Deconstructing tissue-specific effects of genes and variants on proliferation is critical to understanding cellular transformation and systematically selecting cancer therapeutics. This requires scalable methods for multiplexed genetic screens tracking fitness across time, across lineages, and in a suitable niche, since physiological cues influence functional differences. Towards this, we present an approach, coupling single-cell cancer driver screens in teratomas with hit enrichment by serial teratoma reinjection, to simultaneously screen drivers across multiple lineages in vivo. Using this system, we analyzed population shifts and lineage-specific enrichment for 51 cancer associated genes and variants, profiling over 100,000 cells spanning over 20 lineages, across two rounds of serial reinjection. We confirmed that c-MYC alone or combined with myristoylated AKT1 potently drives proliferation in progenitor neural lineages, demonstrating signatures of malignancy. Additionally, mutant MEK1^S218D/S222D provides a proliferative advantage in mesenchymal lineages like fibroblasts. Our method provides a powerful platform for multi-lineage longitudinal study of oncogenesis.

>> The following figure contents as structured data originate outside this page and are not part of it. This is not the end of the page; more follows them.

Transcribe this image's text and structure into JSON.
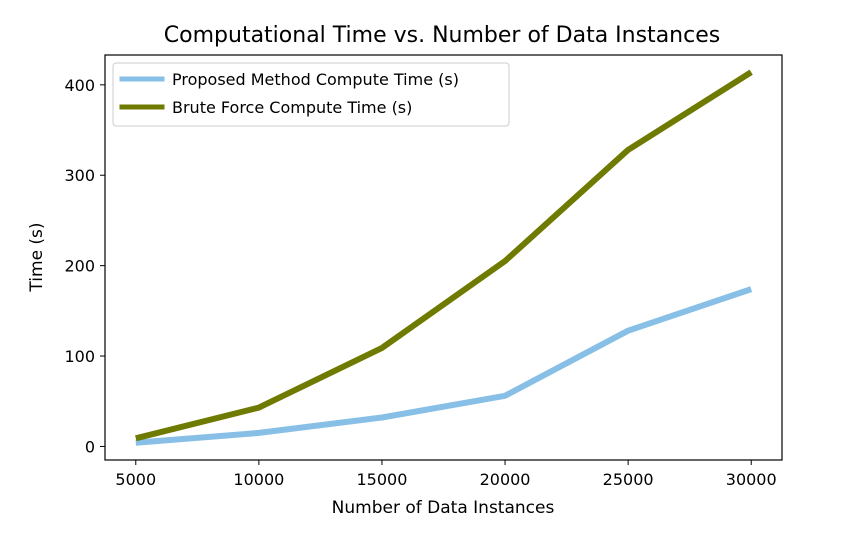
{
  "chart_data": {
    "type": "line",
    "title": "Computational Time vs. Number of Data Instances",
    "xlabel": "Number of Data Instances",
    "ylabel": "Time (s)",
    "x": [
      5000,
      10000,
      15000,
      20000,
      25000,
      30000
    ],
    "xticks": [
      "5000",
      "10000",
      "15000",
      "20000",
      "25000",
      "30000"
    ],
    "yticks": [
      "0",
      "100",
      "200",
      "300",
      "400"
    ],
    "xlim": [
      3750,
      31250
    ],
    "ylim": [
      -15,
      433
    ],
    "grid": false,
    "legend_position": "top-left",
    "series": [
      {
        "name": "Proposed Method Compute Time (s)",
        "values": [
          4,
          15,
          32,
          56,
          128,
          174
        ],
        "color": "#87bfe6"
      },
      {
        "name": "Brute Force Compute Time (s)",
        "values": [
          9,
          43,
          109,
          205,
          328,
          414
        ],
        "color": "#6f7a00"
      }
    ]
  }
}
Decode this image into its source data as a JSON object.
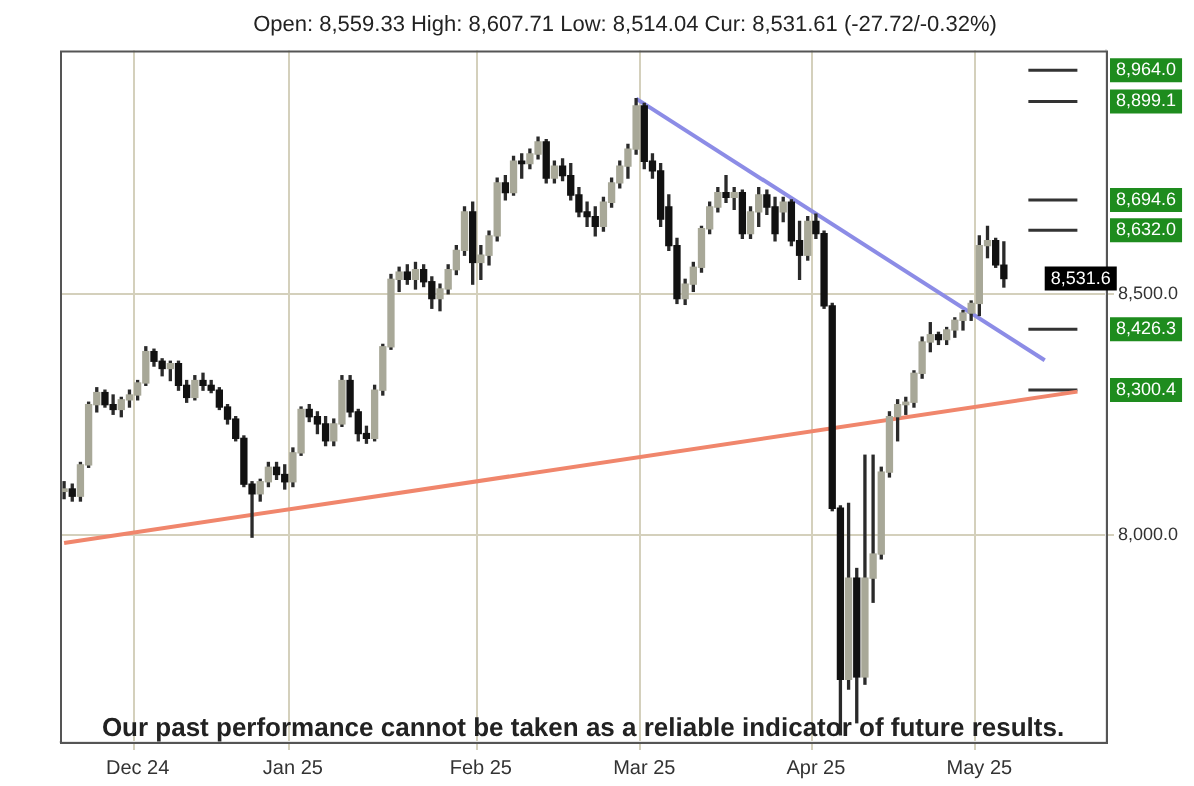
{
  "chart_data": {
    "type": "candlestick",
    "subtitle": "Open: 8,559.33 High: 8,607.71 Low: 8,514.04 Cur: 8,531.61 (-27.72/-0.32%)",
    "categories": [
      null,
      null,
      null,
      null,
      null,
      null,
      null,
      null,
      null,
      "Dec 24",
      null,
      null,
      null,
      null,
      null,
      null,
      null,
      null,
      null,
      null,
      null,
      null,
      null,
      null,
      null,
      null,
      null,
      null,
      "Jan 25",
      null,
      null,
      null,
      null,
      null,
      null,
      null,
      null,
      null,
      null,
      null,
      null,
      null,
      null,
      null,
      null,
      null,
      null,
      null,
      null,
      null,
      null,
      "Feb 25",
      null,
      null,
      null,
      null,
      null,
      null,
      null,
      null,
      null,
      null,
      null,
      null,
      null,
      null,
      null,
      null,
      null,
      null,
      null,
      "Mar 25",
      null,
      null,
      null,
      null,
      null,
      null,
      null,
      null,
      null,
      null,
      null,
      null,
      null,
      null,
      null,
      null,
      null,
      null,
      null,
      null,
      "Apr 25",
      null,
      null,
      null,
      null,
      null,
      null,
      null,
      null,
      null,
      null,
      null,
      null,
      null,
      null,
      null,
      null,
      null,
      null,
      null,
      "May 25",
      null,
      null,
      null,
      null,
      null,
      null,
      null,
      null,
      null,
      null,
      null,
      null,
      null,
      null,
      null
    ],
    "ohlc": [
      [
        8090,
        8110,
        8075,
        8095
      ],
      [
        8095,
        8105,
        8070,
        8080
      ],
      [
        8080,
        8150,
        8070,
        8145
      ],
      [
        8145,
        8275,
        8140,
        8270
      ],
      [
        8270,
        8305,
        8255,
        8295
      ],
      [
        8295,
        8300,
        8265,
        8270
      ],
      [
        8270,
        8290,
        8250,
        8260
      ],
      [
        8260,
        8285,
        8245,
        8280
      ],
      [
        8280,
        8300,
        8265,
        8290
      ],
      [
        8290,
        8320,
        8280,
        8315
      ],
      [
        8315,
        8390,
        8310,
        8380
      ],
      [
        8380,
        8385,
        8350,
        8360
      ],
      [
        8360,
        8365,
        8330,
        8345
      ],
      [
        8345,
        8360,
        8320,
        8355
      ],
      [
        8355,
        8360,
        8300,
        8310
      ],
      [
        8310,
        8320,
        8275,
        8285
      ],
      [
        8285,
        8330,
        8280,
        8320
      ],
      [
        8320,
        8335,
        8300,
        8310
      ],
      [
        8310,
        8320,
        8295,
        8300
      ],
      [
        8300,
        8305,
        8260,
        8265
      ],
      [
        8265,
        8270,
        8230,
        8240
      ],
      [
        8240,
        8245,
        8195,
        8200
      ],
      [
        8200,
        8205,
        8100,
        8105
      ],
      [
        8105,
        8110,
        7995,
        8085
      ],
      [
        8085,
        8115,
        8070,
        8110
      ],
      [
        8110,
        8150,
        8100,
        8140
      ],
      [
        8140,
        8150,
        8115,
        8125
      ],
      [
        8125,
        8145,
        8095,
        8110
      ],
      [
        8110,
        8180,
        8100,
        8170
      ],
      [
        8170,
        8265,
        8165,
        8260
      ],
      [
        8260,
        8270,
        8235,
        8245
      ],
      [
        8245,
        8255,
        8210,
        8230
      ],
      [
        8230,
        8245,
        8185,
        8195
      ],
      [
        8195,
        8240,
        8185,
        8230
      ],
      [
        8230,
        8330,
        8225,
        8320
      ],
      [
        8320,
        8330,
        8245,
        8255
      ],
      [
        8255,
        8260,
        8195,
        8210
      ],
      [
        8210,
        8225,
        8190,
        8200
      ],
      [
        8200,
        8310,
        8195,
        8300
      ],
      [
        8300,
        8395,
        8290,
        8390
      ],
      [
        8390,
        8540,
        8385,
        8530
      ],
      [
        8530,
        8555,
        8505,
        8545
      ],
      [
        8545,
        8560,
        8520,
        8530
      ],
      [
        8530,
        8565,
        8510,
        8550
      ],
      [
        8550,
        8560,
        8515,
        8525
      ],
      [
        8525,
        8535,
        8470,
        8490
      ],
      [
        8490,
        8520,
        8465,
        8510
      ],
      [
        8510,
        8560,
        8500,
        8550
      ],
      [
        8550,
        8600,
        8540,
        8590
      ],
      [
        8590,
        8680,
        8580,
        8670
      ],
      [
        8670,
        8690,
        8520,
        8565
      ],
      [
        8565,
        8600,
        8530,
        8580
      ],
      [
        8580,
        8630,
        8560,
        8620
      ],
      [
        8620,
        8740,
        8610,
        8730
      ],
      [
        8730,
        8745,
        8695,
        8710
      ],
      [
        8710,
        8785,
        8705,
        8775
      ],
      [
        8775,
        8790,
        8740,
        8770
      ],
      [
        8770,
        8800,
        8760,
        8790
      ],
      [
        8790,
        8825,
        8780,
        8815
      ],
      [
        8815,
        8820,
        8730,
        8740
      ],
      [
        8740,
        8775,
        8730,
        8765
      ],
      [
        8765,
        8780,
        8735,
        8745
      ],
      [
        8745,
        8770,
        8695,
        8705
      ],
      [
        8705,
        8720,
        8660,
        8670
      ],
      [
        8670,
        8690,
        8640,
        8660
      ],
      [
        8660,
        8680,
        8620,
        8640
      ],
      [
        8640,
        8700,
        8630,
        8690
      ],
      [
        8690,
        8740,
        8680,
        8730
      ],
      [
        8730,
        8775,
        8720,
        8765
      ],
      [
        8765,
        8810,
        8740,
        8800
      ],
      [
        8800,
        8905,
        8790,
        8890
      ],
      [
        8890,
        8895,
        8760,
        8775
      ],
      [
        8775,
        8790,
        8740,
        8755
      ],
      [
        8755,
        8770,
        8640,
        8655
      ],
      [
        8680,
        8705,
        8590,
        8600
      ],
      [
        8600,
        8615,
        8480,
        8490
      ],
      [
        8490,
        8530,
        8478,
        8520
      ],
      [
        8520,
        8565,
        8505,
        8555
      ],
      [
        8555,
        8640,
        8545,
        8635
      ],
      [
        8635,
        8690,
        8625,
        8680
      ],
      [
        8680,
        8720,
        8670,
        8710
      ],
      [
        8710,
        8745,
        8690,
        8700
      ],
      [
        8700,
        8720,
        8675,
        8710
      ],
      [
        8710,
        8715,
        8615,
        8625
      ],
      [
        8625,
        8680,
        8615,
        8670
      ],
      [
        8670,
        8720,
        8640,
        8705
      ],
      [
        8705,
        8715,
        8665,
        8680
      ],
      [
        8680,
        8700,
        8610,
        8625
      ],
      [
        8670,
        8700,
        8650,
        8690
      ],
      [
        8690,
        8695,
        8600,
        8610
      ],
      [
        8610,
        8650,
        8530,
        8580
      ],
      [
        8580,
        8660,
        8570,
        8650
      ],
      [
        8650,
        8665,
        8615,
        8625
      ],
      [
        8625,
        8630,
        8470,
        8475
      ],
      [
        8475,
        8480,
        8050,
        8055
      ],
      [
        8055,
        8060,
        7585,
        7700
      ],
      [
        7700,
        8065,
        7680,
        7910
      ],
      [
        7910,
        7930,
        7610,
        7705
      ],
      [
        7705,
        8165,
        7690,
        7910
      ],
      [
        7910,
        8165,
        7860,
        7960
      ],
      [
        7960,
        8140,
        7950,
        8130
      ],
      [
        8130,
        8255,
        8120,
        8245
      ],
      [
        8245,
        8280,
        8195,
        8270
      ],
      [
        8270,
        8285,
        8250,
        8275
      ],
      [
        8275,
        8340,
        8265,
        8335
      ],
      [
        8335,
        8410,
        8325,
        8400
      ],
      [
        8400,
        8440,
        8380,
        8415
      ],
      [
        8415,
        8420,
        8395,
        8405
      ],
      [
        8405,
        8430,
        8395,
        8425
      ],
      [
        8425,
        8450,
        8410,
        8445
      ],
      [
        8445,
        8465,
        8425,
        8460
      ],
      [
        8460,
        8485,
        8445,
        8480
      ],
      [
        8480,
        8620,
        8455,
        8600
      ],
      [
        8600,
        8640,
        8575,
        8610
      ],
      [
        8610,
        8615,
        8555,
        8560
      ],
      [
        8559.33,
        8607.71,
        8514.04,
        8531.61
      ],
      null,
      null,
      null,
      null,
      null,
      null,
      null,
      null,
      null,
      null,
      null,
      null
    ],
    "series": [
      {
        "type": "line",
        "color": "#8c8ce6",
        "values": [
          null,
          null,
          null,
          null,
          null,
          null,
          null,
          null,
          null,
          null,
          null,
          null,
          null,
          null,
          null,
          null,
          null,
          null,
          null,
          null,
          null,
          null,
          null,
          null,
          null,
          null,
          null,
          null,
          null,
          null,
          null,
          null,
          null,
          null,
          null,
          null,
          null,
          null,
          null,
          null,
          null,
          null,
          null,
          null,
          null,
          null,
          null,
          null,
          null,
          null,
          null,
          null,
          null,
          null,
          null,
          null,
          null,
          null,
          null,
          null,
          null,
          null,
          null,
          null,
          null,
          null,
          null,
          null,
          null,
          null,
          8905,
          null,
          null,
          null,
          null,
          null,
          null,
          null,
          null,
          null,
          null,
          null,
          null,
          null,
          null,
          null,
          null,
          null,
          null,
          null,
          null,
          null,
          null,
          null,
          null,
          null,
          null,
          null,
          null,
          null,
          null,
          null,
          null,
          null,
          null,
          null,
          null,
          null,
          null,
          null,
          null,
          null,
          null,
          null,
          null,
          null,
          null,
          null,
          null,
          null,
          8362,
          null,
          null,
          null,
          null,
          null,
          null,
          null
        ]
      },
      {
        "type": "line",
        "color": "#f0866c",
        "values": [
          7983,
          null,
          null,
          null,
          null,
          null,
          null,
          null,
          null,
          null,
          null,
          null,
          null,
          null,
          null,
          null,
          null,
          null,
          null,
          null,
          null,
          null,
          null,
          null,
          null,
          null,
          null,
          null,
          null,
          null,
          null,
          null,
          null,
          null,
          null,
          null,
          null,
          null,
          null,
          null,
          null,
          null,
          null,
          null,
          null,
          null,
          null,
          null,
          null,
          null,
          null,
          null,
          null,
          null,
          null,
          null,
          null,
          null,
          null,
          null,
          null,
          null,
          null,
          null,
          null,
          null,
          null,
          null,
          null,
          null,
          null,
          null,
          null,
          null,
          null,
          null,
          null,
          null,
          null,
          null,
          null,
          null,
          null,
          null,
          null,
          null,
          null,
          null,
          null,
          null,
          null,
          null,
          null,
          null,
          null,
          null,
          null,
          null,
          null,
          null,
          null,
          null,
          null,
          null,
          null,
          null,
          null,
          null,
          null,
          null,
          null,
          null,
          null,
          null,
          null,
          null,
          null,
          null,
          null,
          null,
          null,
          null,
          null,
          null,
          8297,
          null,
          null,
          null
        ]
      },
      {
        "type": "line",
        "name": "8,964.0",
        "color": "#333333",
        "values": [
          null,
          null,
          null,
          null,
          null,
          null,
          null,
          null,
          null,
          null,
          null,
          null,
          null,
          null,
          null,
          null,
          null,
          null,
          null,
          null,
          null,
          null,
          null,
          null,
          null,
          null,
          null,
          null,
          null,
          null,
          null,
          null,
          null,
          null,
          null,
          null,
          null,
          null,
          null,
          null,
          null,
          null,
          null,
          null,
          null,
          null,
          null,
          null,
          null,
          null,
          null,
          null,
          null,
          null,
          null,
          null,
          null,
          null,
          null,
          null,
          null,
          null,
          null,
          null,
          null,
          null,
          null,
          null,
          null,
          null,
          null,
          null,
          null,
          null,
          null,
          null,
          null,
          null,
          null,
          null,
          null,
          null,
          null,
          null,
          null,
          null,
          null,
          null,
          null,
          null,
          null,
          null,
          null,
          null,
          null,
          null,
          null,
          null,
          null,
          null,
          null,
          null,
          null,
          null,
          null,
          null,
          null,
          null,
          null,
          null,
          null,
          null,
          null,
          null,
          null,
          null,
          null,
          null,
          8964.0,
          8964.0,
          8964.0,
          8964.0,
          8964.0,
          8964.0,
          8964.0,
          null,
          null,
          null
        ]
      },
      {
        "type": "line",
        "name": "8,899.1",
        "color": "#333333",
        "values": [
          null,
          null,
          null,
          null,
          null,
          null,
          null,
          null,
          null,
          null,
          null,
          null,
          null,
          null,
          null,
          null,
          null,
          null,
          null,
          null,
          null,
          null,
          null,
          null,
          null,
          null,
          null,
          null,
          null,
          null,
          null,
          null,
          null,
          null,
          null,
          null,
          null,
          null,
          null,
          null,
          null,
          null,
          null,
          null,
          null,
          null,
          null,
          null,
          null,
          null,
          null,
          null,
          null,
          null,
          null,
          null,
          null,
          null,
          null,
          null,
          null,
          null,
          null,
          null,
          null,
          null,
          null,
          null,
          null,
          null,
          null,
          null,
          null,
          null,
          null,
          null,
          null,
          null,
          null,
          null,
          null,
          null,
          null,
          null,
          null,
          null,
          null,
          null,
          null,
          null,
          null,
          null,
          null,
          null,
          null,
          null,
          null,
          null,
          null,
          null,
          null,
          null,
          null,
          null,
          null,
          null,
          null,
          null,
          null,
          null,
          null,
          null,
          null,
          null,
          null,
          null,
          null,
          null,
          8899.1,
          8899.1,
          8899.1,
          8899.1,
          8899.1,
          8899.1,
          8899.1,
          null,
          null,
          null
        ]
      },
      {
        "type": "line",
        "name": "8,694.6",
        "color": "#333333",
        "values": [
          null,
          null,
          null,
          null,
          null,
          null,
          null,
          null,
          null,
          null,
          null,
          null,
          null,
          null,
          null,
          null,
          null,
          null,
          null,
          null,
          null,
          null,
          null,
          null,
          null,
          null,
          null,
          null,
          null,
          null,
          null,
          null,
          null,
          null,
          null,
          null,
          null,
          null,
          null,
          null,
          null,
          null,
          null,
          null,
          null,
          null,
          null,
          null,
          null,
          null,
          null,
          null,
          null,
          null,
          null,
          null,
          null,
          null,
          null,
          null,
          null,
          null,
          null,
          null,
          null,
          null,
          null,
          null,
          null,
          null,
          null,
          null,
          null,
          null,
          null,
          null,
          null,
          null,
          null,
          null,
          null,
          null,
          null,
          null,
          null,
          null,
          null,
          null,
          null,
          null,
          null,
          null,
          null,
          null,
          null,
          null,
          null,
          null,
          null,
          null,
          null,
          null,
          null,
          null,
          null,
          null,
          null,
          null,
          null,
          null,
          null,
          null,
          null,
          null,
          null,
          null,
          null,
          null,
          8694.6,
          8694.6,
          8694.6,
          8694.6,
          8694.6,
          8694.6,
          8694.6,
          null,
          null,
          null
        ]
      },
      {
        "type": "line",
        "name": "8,632.0",
        "color": "#333333",
        "values": [
          null,
          null,
          null,
          null,
          null,
          null,
          null,
          null,
          null,
          null,
          null,
          null,
          null,
          null,
          null,
          null,
          null,
          null,
          null,
          null,
          null,
          null,
          null,
          null,
          null,
          null,
          null,
          null,
          null,
          null,
          null,
          null,
          null,
          null,
          null,
          null,
          null,
          null,
          null,
          null,
          null,
          null,
          null,
          null,
          null,
          null,
          null,
          null,
          null,
          null,
          null,
          null,
          null,
          null,
          null,
          null,
          null,
          null,
          null,
          null,
          null,
          null,
          null,
          null,
          null,
          null,
          null,
          null,
          null,
          null,
          null,
          null,
          null,
          null,
          null,
          null,
          null,
          null,
          null,
          null,
          null,
          null,
          null,
          null,
          null,
          null,
          null,
          null,
          null,
          null,
          null,
          null,
          null,
          null,
          null,
          null,
          null,
          null,
          null,
          null,
          null,
          null,
          null,
          null,
          null,
          null,
          null,
          null,
          null,
          null,
          null,
          null,
          null,
          null,
          null,
          null,
          null,
          null,
          8632.0,
          8632.0,
          8632.0,
          8632.0,
          8632.0,
          8632.0,
          8632.0,
          null,
          null,
          null
        ]
      },
      {
        "type": "line",
        "name": "8,426.3",
        "color": "#333333",
        "values": [
          null,
          null,
          null,
          null,
          null,
          null,
          null,
          null,
          null,
          null,
          null,
          null,
          null,
          null,
          null,
          null,
          null,
          null,
          null,
          null,
          null,
          null,
          null,
          null,
          null,
          null,
          null,
          null,
          null,
          null,
          null,
          null,
          null,
          null,
          null,
          null,
          null,
          null,
          null,
          null,
          null,
          null,
          null,
          null,
          null,
          null,
          null,
          null,
          null,
          null,
          null,
          null,
          null,
          null,
          null,
          null,
          null,
          null,
          null,
          null,
          null,
          null,
          null,
          null,
          null,
          null,
          null,
          null,
          null,
          null,
          null,
          null,
          null,
          null,
          null,
          null,
          null,
          null,
          null,
          null,
          null,
          null,
          null,
          null,
          null,
          null,
          null,
          null,
          null,
          null,
          null,
          null,
          null,
          null,
          null,
          null,
          null,
          null,
          null,
          null,
          null,
          null,
          null,
          null,
          null,
          null,
          null,
          null,
          null,
          null,
          null,
          null,
          null,
          null,
          null,
          null,
          null,
          null,
          8426.3,
          8426.3,
          8426.3,
          8426.3,
          8426.3,
          8426.3,
          8426.3,
          null,
          null,
          null
        ]
      },
      {
        "type": "line",
        "name": "8,300.4",
        "color": "#333333",
        "values": [
          null,
          null,
          null,
          null,
          null,
          null,
          null,
          null,
          null,
          null,
          null,
          null,
          null,
          null,
          null,
          null,
          null,
          null,
          null,
          null,
          null,
          null,
          null,
          null,
          null,
          null,
          null,
          null,
          null,
          null,
          null,
          null,
          null,
          null,
          null,
          null,
          null,
          null,
          null,
          null,
          null,
          null,
          null,
          null,
          null,
          null,
          null,
          null,
          null,
          null,
          null,
          null,
          null,
          null,
          null,
          null,
          null,
          null,
          null,
          null,
          null,
          null,
          null,
          null,
          null,
          null,
          null,
          null,
          null,
          null,
          null,
          null,
          null,
          null,
          null,
          null,
          null,
          null,
          null,
          null,
          null,
          null,
          null,
          null,
          null,
          null,
          null,
          null,
          null,
          null,
          null,
          null,
          null,
          null,
          null,
          null,
          null,
          null,
          null,
          null,
          null,
          null,
          null,
          null,
          null,
          null,
          null,
          null,
          null,
          null,
          null,
          null,
          null,
          null,
          null,
          null,
          null,
          null,
          8300.4,
          8300.4,
          8300.4,
          8300.4,
          8300.4,
          8300.4,
          8300.4,
          null,
          null,
          null
        ]
      }
    ],
    "ylim": [
      7570,
      9005
    ],
    "yticks": [
      {
        "value": 8000,
        "label": "8,000.0"
      },
      {
        "value": 8500,
        "label": "8,500.0"
      }
    ],
    "grid": true,
    "legend": false,
    "annotations": [
      {
        "text": "8,531.6",
        "y": 8531.61
      },
      "Our past performance cannot be taken as a reliable indicator of future results."
    ]
  }
}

解构基因和变异对增殖的组织特异性影响对于理解细胞转化和系统地选择癌症治疗方法至关重要。这需要可扩展的多重遗传筛选方法来跟踪跨时间、跨谱系和在合适的利基中的健康状况，因为生理线索会影响功能差异。为此，我们提出了一种方法，将畸胎瘤中的单细胞癌症驱动筛选与通过连续畸胎瘤回注进行的命中富集相结合，以在体内同时筛选跨多个谱系的驱动。使用该系统，我们分析了 51 个癌症相关基因和变异的群体变化和谱系特异性富集，在两轮连续再注射中对跨越 20 多个谱系的 100,000 多个细胞进行了分析。我们证实，c-MYC单独使用或与肉豆蔻酰化AKT1联合使用可有效促进祖神经谱系的增殖，从而展现出恶性肿瘤的特征。此外，突变型MEK1 ^S218D/S222D在间充质谱系（如成纤维细胞）中提供了增殖优势。我们的方法为肿瘤发生的多谱系纵向研究提供了一个强大的平台。